Removed sketchbook pages figure largely amongst the recovered collection,
accounting for eight of the twenty salvaged drawings. As with the two
aforementioned David Jelish portraits, several of these are marked with
the Archive stamp. If one assumes Ivesmail removed one of these pages
then one must assume that he separated the lot.

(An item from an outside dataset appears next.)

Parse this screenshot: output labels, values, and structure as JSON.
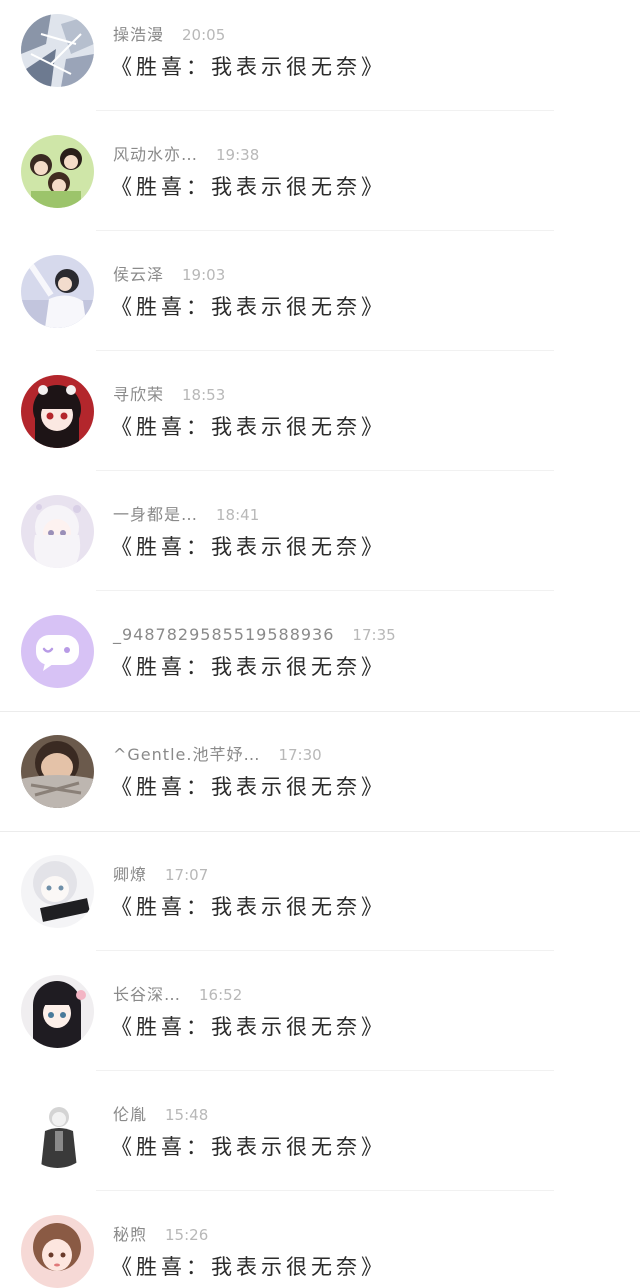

Really this should come as little surprise. Even before the Naomi Jelish
story was unveiled at the Saatchi Gallery, Ivesmail’s credibility
had already been queried. The reports from Kent County Council that several
of the exhibits that feature in the Saatchi ‘definitive’ hang
were pilfered directly from the stores of their Archives Department already
suggested that Ivesmail was a less than reliable narrator. Regardless of this, the degree to which
Ivesmail’s capriciousness is exposed by this discovery is surprising
to say the least.
Possibly the most revealing insight that this recovered collection of Naomi’s work provides is in the revised impression of the relationship between Naomi and her art teacher, Ms Anita Demaio. Previously, and according to Ivesmail, this relationship was thought “derisory” and “pernicious(ly) spite(ful)”. Ivesmail details the many incidents and exchanges he perceives to express Ms Demaio’s ill feeling towards Naomi. The most common of these is the “callous draught of red ink” left on the pages of Naomi’s School Sketchbooks. This animosity extends to the detention forms and letters-home Naomi appropriates as supports for several of her Extraneous Drawings.